Слышали, наверное, выражение: «Вот выйдешь, бывало, раззявишь хлебало, а мухи летять и летять»? Именно такое выражение сошло с лица бедного лейтенанта после общения со старпомом.

Но должен вам поведать, что на следующий день на корабле не было ни одной крысы. Я уж не знаю, как Жу-упикову это удалось? Целовал он их, что ли, каждую?

Парад

Праздничный парад. Офицерскую «коробку» — восемь на шестнадцать — привезли на площадь заранее. Начинается отстой. Морозно. Холод залезает в рукава, в брюки и кусается за офицерские ляжки.

Шинель — тропическая форма одежды. От тропиков до полюса офицер флота российского носит шинель. Различаемся только нижним бельём. Б-р-р! Холодрыга. Не очень-то и постоишь. Чёрт побери!

По случаю холода строй гудит. К строю подходит старший офицерской «коробки» капитан первого ранга в «шапке с ручкой».

Вопрос: «Зачем капитанам первого ранга «шапка с ручкой»?

Ответ: «Чтоб бакланы не гадили на рожу!» — «А у кого нет шапки?» — «Пускай гадят».

— Прекратить болтовню в строю!

Из строя:

— Не кисло! А чего потом-то?

— А он и сам не знает.

— Прекратить разговоры!

Гул слабеет и переносится в середину строя.

— Рав-няй-сь!… Сми-р-но-о!… Воль-но!…

«Старший», потоптавшись, отходит. Холод и бесцельное ожидание надоели и ему.
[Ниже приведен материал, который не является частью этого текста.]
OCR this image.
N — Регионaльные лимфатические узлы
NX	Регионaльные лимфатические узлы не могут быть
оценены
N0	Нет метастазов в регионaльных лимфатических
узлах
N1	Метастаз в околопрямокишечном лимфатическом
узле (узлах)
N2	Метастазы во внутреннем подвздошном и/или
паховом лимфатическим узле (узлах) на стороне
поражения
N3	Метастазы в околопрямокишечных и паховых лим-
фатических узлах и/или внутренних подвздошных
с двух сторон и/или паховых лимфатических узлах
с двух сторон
У нас всегда так: выгонят «народ» заранее, и — полдня стоишь.

Середина начинает гудеть — как улей, потерявший матку. Слышны только те фразы, что громче общего фона.

— А если в строю не болтать непрерывно, то чем же в строю непрерывно заниматься?

— Непрерывно равняться.

— Чего стоим-то?

— Ефрейторский зазор.

— А то б походили б, поорали б что-нибудь… героическое…

— Ну и глупый же я…

— Чего ж так поздно?

— Ну не-ет, войну мы выиграем… мы её начнем… заранее…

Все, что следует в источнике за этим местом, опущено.